The source of that energy could be concentrated heat directly from the Sun, surplus electricity on the grid, renewable energy, or from industrial heat or waste heat.

The MGA blocks are made of two components. One component melts when heated to store huge amounts of energy, and the other acts as a matrix, keeping the block in solid form and embedding the melting particles.

This process of heating, storing energy, cooling and recovering energy can be repeated thousands of times in an MGA block.

They can be designed with internal tubing or interact with other heat exchangers so that when water is pumped in, superheated steam is formed.  Much like a traditional coal-fired power station, the steam can then be used to run turbines and generators.

With close to $1 million in combined funding from CP Ventures and an Australian Government Department of Industry, Innovation and Science Accelerating Commercialisation Grant, the MGA Thermal team are establishing a NSW-based manufacturing plant to scale production of their modular blocks to commercial levels.
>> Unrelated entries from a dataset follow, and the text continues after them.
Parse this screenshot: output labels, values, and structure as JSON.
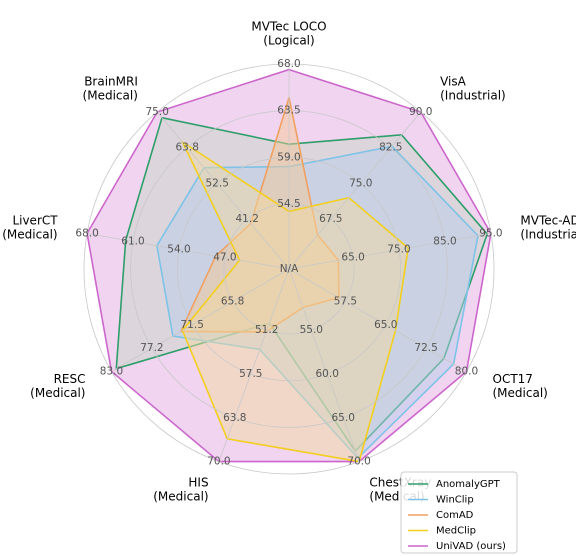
{
  "chart_data": {
    "type": "radar",
    "na_label": "N/A",
    "axes": [
      {
        "label": [
          "MVTec LOCO",
          "(Logical)"
        ],
        "ticks": [
          "54.5",
          "59.0",
          "63.5",
          "68.0"
        ]
      },
      {
        "label": [
          "VisA",
          "(Industrial)"
        ],
        "ticks": [
          "67.5",
          "75.0",
          "82.5",
          "90.0"
        ]
      },
      {
        "label": [
          "MVTec-AD",
          "(Industrial)"
        ],
        "ticks": [
          "65.0",
          "75.0",
          "85.0",
          "95.0"
        ]
      },
      {
        "label": [
          "OCT17",
          "(Medical)"
        ],
        "ticks": [
          "57.5",
          "65.0",
          "72.5",
          "80.0"
        ]
      },
      {
        "label": [
          "ChestXray",
          "(Medical)"
        ],
        "ticks": [
          "55.0",
          "60.0",
          "65.0",
          "70.0"
        ]
      },
      {
        "label": [
          "HIS",
          "(Medical)"
        ],
        "ticks": [
          "51.2",
          "57.5",
          "63.8",
          "70.0"
        ]
      },
      {
        "label": [
          "RESC",
          "(Medical)"
        ],
        "ticks": [
          "65.8",
          "71.5",
          "77.2",
          "83.0"
        ]
      },
      {
        "label": [
          "LiverCT",
          "(Medical)"
        ],
        "ticks": [
          "47.0",
          "54.0",
          "61.0",
          "68.0"
        ]
      },
      {
        "label": [
          "BrainMRI",
          "(Medical)"
        ],
        "ticks": [
          "41.2",
          "52.5",
          "63.8",
          "75.0"
        ]
      }
    ],
    "series": [
      {
        "name": "UniVAD (ours)",
        "color": "#cc66cc",
        "fill": "#e2a9e2",
        "values": [
          0.97,
          1.0,
          1.0,
          1.0,
          1.0,
          1.0,
          1.0,
          1.0,
          1.0
        ]
      },
      {
        "name": "AnomalyGPT",
        "color": "#2e9e6b",
        "fill": "#c8d5c8",
        "values": [
          0.57,
          0.84,
          0.98,
          0.86,
          0.94,
          0.21,
          0.97,
          0.79,
          0.96
        ]
      },
      {
        "name": "WinClip",
        "color": "#7ec3e6",
        "fill": "#b6cde9",
        "values": [
          0.45,
          0.76,
          0.93,
          0.92,
          0.98,
          0.36,
          0.62,
          0.62,
          0.61
        ]
      },
      {
        "name": "ComAD",
        "color": "#f0a060",
        "fill": "#f4c896",
        "values": [
          0.82,
          0.14,
          0.17,
          0.21,
          0.12,
          0.26,
          0.57,
          0.3,
          0.22
        ]
      },
      {
        "name": "MedClip",
        "color": "#f2cf1e",
        "fill": "#f1d9a0",
        "values": [
          0.21,
          0.4,
          0.55,
          0.56,
          1.0,
          0.87,
          0.56,
          0.17,
          0.79
        ]
      }
    ],
    "legend": {
      "placement": "bottom-right",
      "order": [
        "AnomalyGPT",
        "WinClip",
        "ComAD",
        "MedClip",
        "UniVAD (ours)"
      ]
    },
    "grid": true
  }
}
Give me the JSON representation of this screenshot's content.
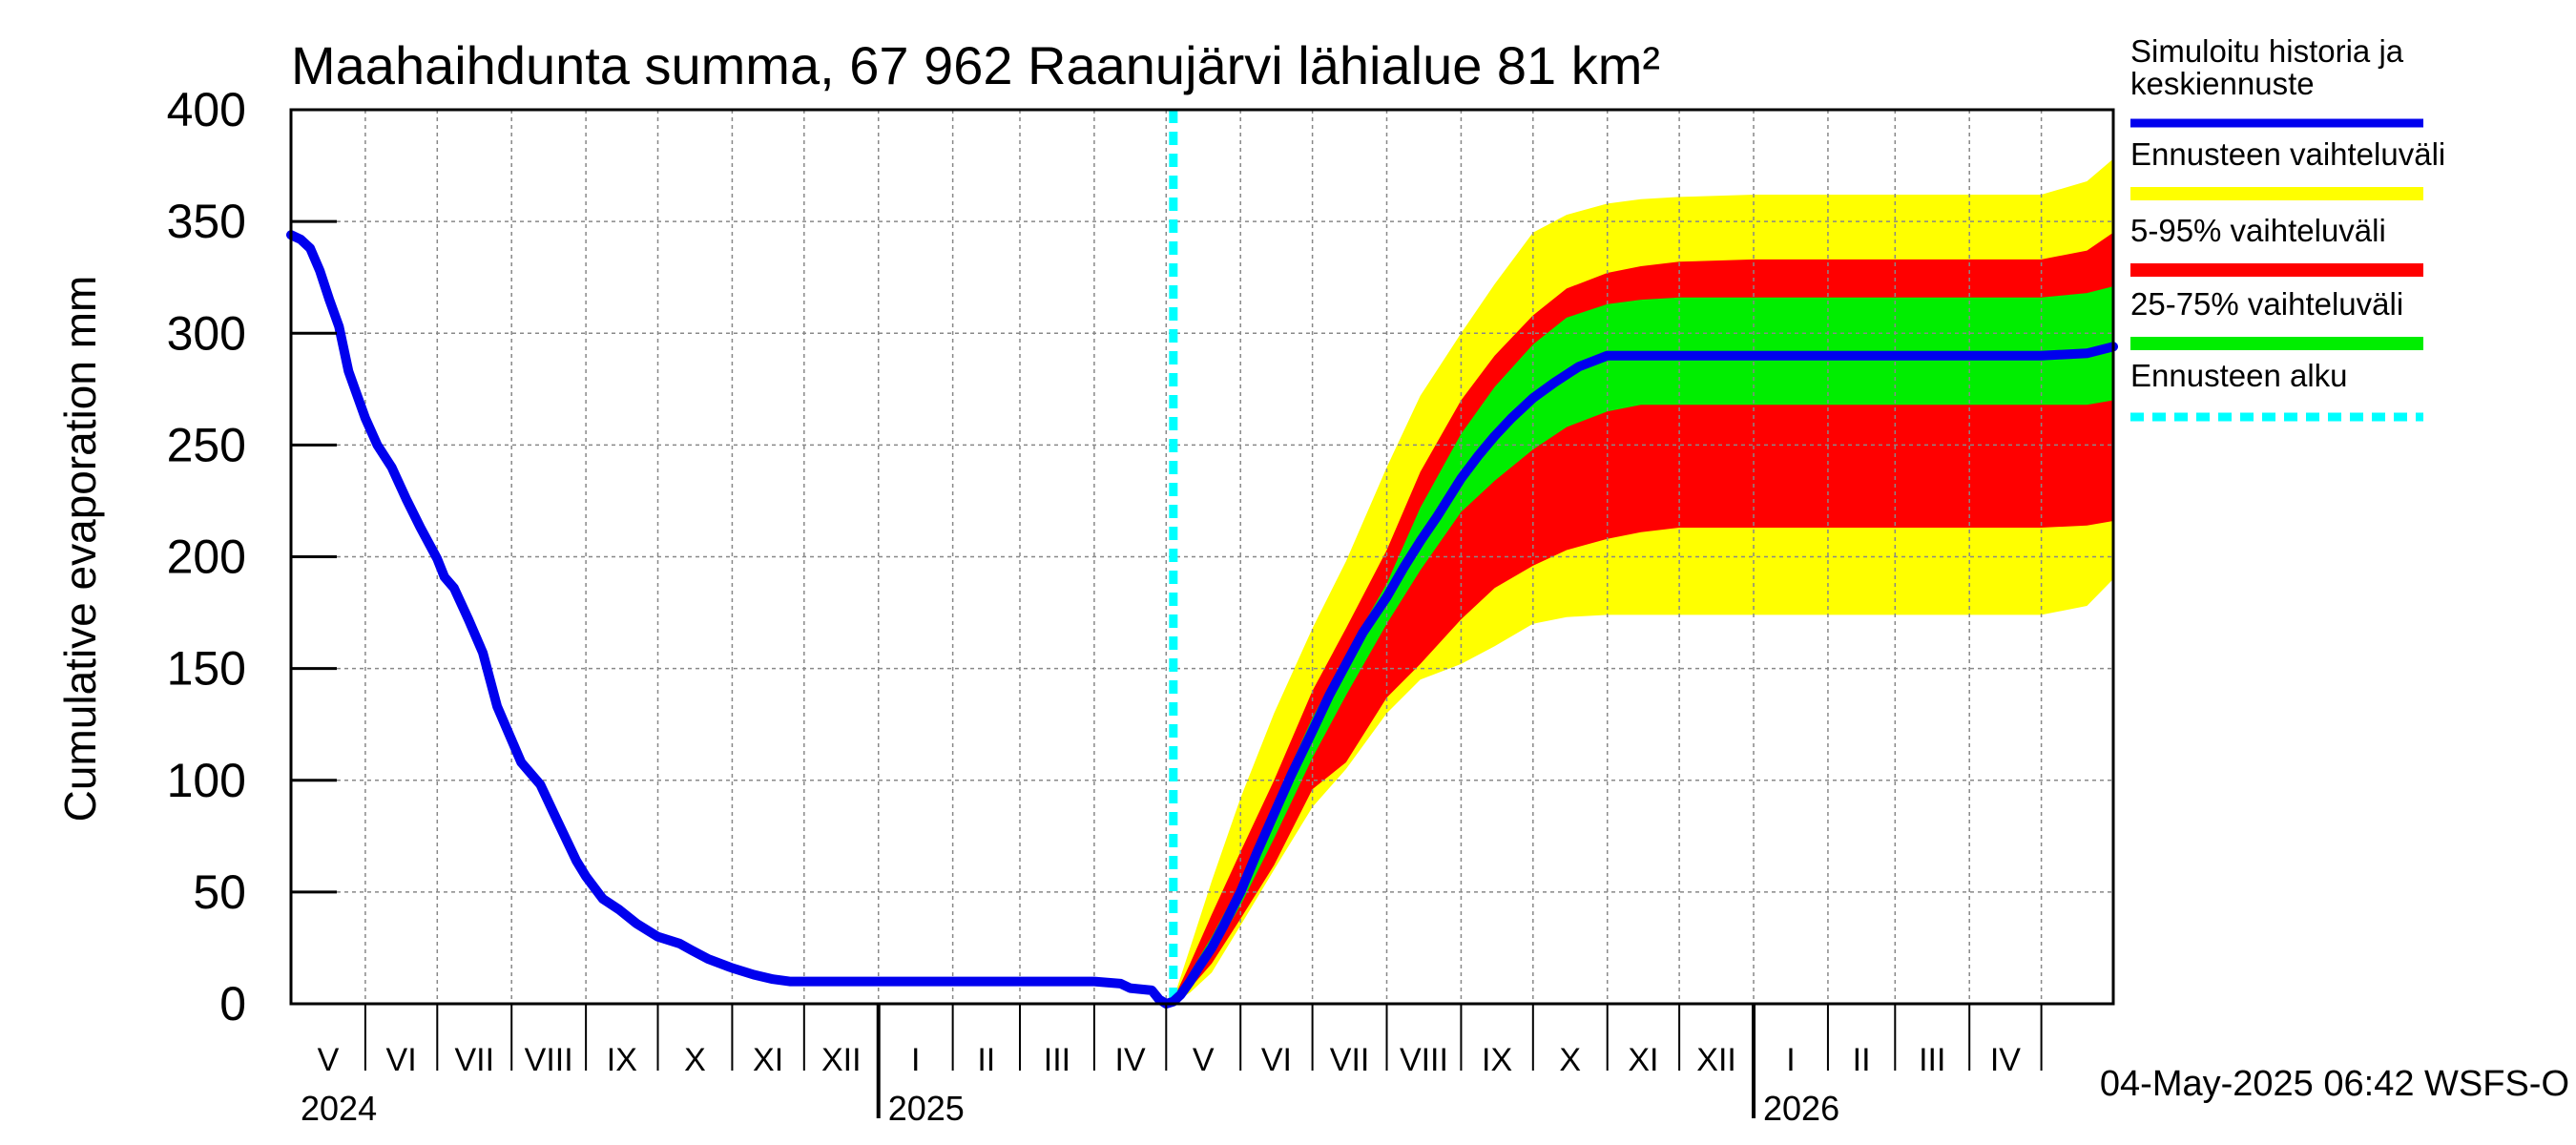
{
  "chart_data": {
    "type": "area",
    "title": "Maahaihdunta summa, 67 962 Raanujärvi lähialue 81 km²",
    "ylabel": "Cumulative evaporation   mm",
    "ylim": [
      0,
      400
    ],
    "yticks": [
      0,
      50,
      100,
      150,
      200,
      250,
      300,
      350,
      400
    ],
    "xlim": [
      "2024-05-01",
      "2026-05-31"
    ],
    "month_labels": [
      "V",
      "VI",
      "VII",
      "VIII",
      "IX",
      "X",
      "XI",
      "XII",
      "I",
      "II",
      "III",
      "IV",
      "V",
      "VI",
      "VII",
      "VIII",
      "IX",
      "X",
      "XI",
      "XII",
      "I",
      "II",
      "III",
      "IV"
    ],
    "year_labels": [
      {
        "date": "2024-05-01",
        "label": "2024"
      },
      {
        "date": "2025-01-01",
        "label": "2025"
      },
      {
        "date": "2026-01-01",
        "label": "2026"
      }
    ],
    "forecast_start": "2025-05-04",
    "legend": {
      "placement": "right",
      "items": [
        {
          "label": "Simuloitu historia ja keskiennuste",
          "color": "#0000ee",
          "style": "line"
        },
        {
          "label": "Ennusteen vaihteluväli",
          "color": "#ffff00",
          "style": "band"
        },
        {
          "label": "5-95% vaihteluväli",
          "color": "#ff0000",
          "style": "band"
        },
        {
          "label": "25-75% vaihteluväli",
          "color": "#00ee00",
          "style": "band"
        },
        {
          "label": "Ennusteen alku",
          "color": "#00ffff",
          "style": "dashed"
        }
      ]
    },
    "series": [
      {
        "name": "Simuloitu historia ja keskiennuste",
        "color": "#0000ee",
        "points": [
          [
            "2024-05-01",
            344
          ],
          [
            "2024-05-05",
            342
          ],
          [
            "2024-05-09",
            338
          ],
          [
            "2024-05-13",
            328
          ],
          [
            "2024-05-17",
            315
          ],
          [
            "2024-05-21",
            303
          ],
          [
            "2024-05-25",
            283
          ],
          [
            "2024-06-01",
            262
          ],
          [
            "2024-06-06",
            250
          ],
          [
            "2024-06-12",
            240
          ],
          [
            "2024-06-18",
            226
          ],
          [
            "2024-06-24",
            213
          ],
          [
            "2024-07-01",
            199
          ],
          [
            "2024-07-04",
            191
          ],
          [
            "2024-07-08",
            186
          ],
          [
            "2024-07-14",
            172
          ],
          [
            "2024-07-20",
            157
          ],
          [
            "2024-07-26",
            133
          ],
          [
            "2024-08-05",
            108
          ],
          [
            "2024-08-13",
            98
          ],
          [
            "2024-08-20",
            82
          ],
          [
            "2024-08-28",
            64
          ],
          [
            "2024-09-01",
            57
          ],
          [
            "2024-09-08",
            47
          ],
          [
            "2024-09-15",
            42
          ],
          [
            "2024-09-22",
            36
          ],
          [
            "2024-10-01",
            30
          ],
          [
            "2024-10-10",
            27
          ],
          [
            "2024-10-15",
            24
          ],
          [
            "2024-10-22",
            20
          ],
          [
            "2024-11-01",
            16
          ],
          [
            "2024-11-10",
            13
          ],
          [
            "2024-11-18",
            11
          ],
          [
            "2024-11-25",
            10
          ],
          [
            "2025-01-01",
            10
          ],
          [
            "2025-04-01",
            10
          ],
          [
            "2025-04-12",
            9
          ],
          [
            "2025-04-16",
            7
          ],
          [
            "2025-04-25",
            6
          ],
          [
            "2025-04-28",
            2
          ],
          [
            "2025-05-01",
            0
          ],
          [
            "2025-05-04",
            1
          ],
          [
            "2025-05-07",
            4
          ],
          [
            "2025-05-11",
            10
          ],
          [
            "2025-05-15",
            17
          ],
          [
            "2025-05-20",
            25
          ],
          [
            "2025-05-25",
            35
          ],
          [
            "2025-06-01",
            50
          ],
          [
            "2025-06-08",
            68
          ],
          [
            "2025-06-15",
            85
          ],
          [
            "2025-06-22",
            102
          ],
          [
            "2025-07-01",
            122
          ],
          [
            "2025-07-08",
            138
          ],
          [
            "2025-07-15",
            152
          ],
          [
            "2025-07-22",
            166
          ],
          [
            "2025-08-01",
            182
          ],
          [
            "2025-08-08",
            195
          ],
          [
            "2025-08-15",
            207
          ],
          [
            "2025-08-22",
            218
          ],
          [
            "2025-09-01",
            235
          ],
          [
            "2025-09-08",
            245
          ],
          [
            "2025-09-15",
            254
          ],
          [
            "2025-09-22",
            262
          ],
          [
            "2025-10-01",
            271
          ],
          [
            "2025-10-10",
            278
          ],
          [
            "2025-10-20",
            285
          ],
          [
            "2025-11-01",
            290
          ],
          [
            "2025-11-15",
            290
          ],
          [
            "2025-12-01",
            290
          ],
          [
            "2026-01-01",
            290
          ],
          [
            "2026-04-01",
            290
          ],
          [
            "2026-05-01",
            290
          ],
          [
            "2026-05-20",
            291
          ],
          [
            "2026-05-31",
            294
          ]
        ]
      }
    ],
    "bands": [
      {
        "name": "Ennusteen vaihteluväli",
        "color": "#ffff00",
        "points": [
          [
            "2025-05-04",
            0,
            2
          ],
          [
            "2025-05-11",
            5,
            25
          ],
          [
            "2025-05-20",
            14,
            55
          ],
          [
            "2025-06-01",
            35,
            92
          ],
          [
            "2025-06-15",
            60,
            130
          ],
          [
            "2025-07-01",
            88,
            168
          ],
          [
            "2025-07-15",
            105,
            198
          ],
          [
            "2025-08-01",
            130,
            240
          ],
          [
            "2025-08-15",
            145,
            272
          ],
          [
            "2025-09-01",
            152,
            300
          ],
          [
            "2025-09-15",
            160,
            322
          ],
          [
            "2025-10-01",
            170,
            345
          ],
          [
            "2025-10-15",
            173,
            353
          ],
          [
            "2025-11-01",
            174,
            358
          ],
          [
            "2025-11-15",
            174,
            360
          ],
          [
            "2025-12-01",
            174,
            361
          ],
          [
            "2026-01-01",
            174,
            362
          ],
          [
            "2026-04-01",
            174,
            362
          ],
          [
            "2026-05-01",
            174,
            362
          ],
          [
            "2026-05-20",
            178,
            368
          ],
          [
            "2026-05-31",
            190,
            378
          ]
        ]
      },
      {
        "name": "5-95% vaihteluväli",
        "color": "#ff0000",
        "points": [
          [
            "2025-05-04",
            0,
            2
          ],
          [
            "2025-05-11",
            7,
            18
          ],
          [
            "2025-05-20",
            18,
            40
          ],
          [
            "2025-06-01",
            38,
            68
          ],
          [
            "2025-06-15",
            62,
            100
          ],
          [
            "2025-07-01",
            96,
            140
          ],
          [
            "2025-07-15",
            108,
            168
          ],
          [
            "2025-08-01",
            137,
            203
          ],
          [
            "2025-08-15",
            152,
            238
          ],
          [
            "2025-09-01",
            172,
            270
          ],
          [
            "2025-09-15",
            186,
            290
          ],
          [
            "2025-10-01",
            196,
            308
          ],
          [
            "2025-10-15",
            203,
            320
          ],
          [
            "2025-11-01",
            208,
            327
          ],
          [
            "2025-11-15",
            211,
            330
          ],
          [
            "2025-12-01",
            213,
            332
          ],
          [
            "2026-01-01",
            213,
            333
          ],
          [
            "2026-04-01",
            213,
            333
          ],
          [
            "2026-05-01",
            213,
            333
          ],
          [
            "2026-05-20",
            214,
            337
          ],
          [
            "2026-05-31",
            216,
            345
          ]
        ]
      },
      {
        "name": "25-75% vaihteluväli",
        "color": "#00ee00",
        "points": [
          [
            "2025-05-04",
            0,
            1
          ],
          [
            "2025-05-11",
            8,
            14
          ],
          [
            "2025-05-20",
            22,
            30
          ],
          [
            "2025-06-01",
            44,
            54
          ],
          [
            "2025-06-15",
            74,
            90
          ],
          [
            "2025-07-01",
            110,
            128
          ],
          [
            "2025-07-15",
            138,
            156
          ],
          [
            "2025-08-01",
            170,
            188
          ],
          [
            "2025-08-15",
            194,
            222
          ],
          [
            "2025-09-01",
            220,
            255
          ],
          [
            "2025-09-15",
            234,
            276
          ],
          [
            "2025-10-01",
            248,
            295
          ],
          [
            "2025-10-15",
            258,
            307
          ],
          [
            "2025-11-01",
            265,
            313
          ],
          [
            "2025-11-15",
            268,
            315
          ],
          [
            "2025-12-01",
            268,
            316
          ],
          [
            "2026-01-01",
            268,
            316
          ],
          [
            "2026-04-01",
            268,
            316
          ],
          [
            "2026-05-01",
            268,
            316
          ],
          [
            "2026-05-20",
            268,
            318
          ],
          [
            "2026-05-31",
            270,
            321
          ]
        ]
      }
    ],
    "footer": "04-May-2025 06:42 WSFS-O"
  }
}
“There’s potential for a whole new local industry, manufacturing high value thermal storage material for renewable energy projects,” said Professor Kisi.

“Our location in the Hunter is ideal. The region has a background as a strong centre for industry and there’s great access to raw materials.

“We’ve sourced abundant and readily available starting ingredients for our block so that it can be produced at a very low cost to accommodate for the scale of energy storage that’s required - they are 10 per cent of the cost of a lithium battery of the same size, yet produce the same amount of energy.”

Professor Kisi and his team have established spin-out company MGA Thermal to continue to commercialise their MGA block technology licensed to it by the University.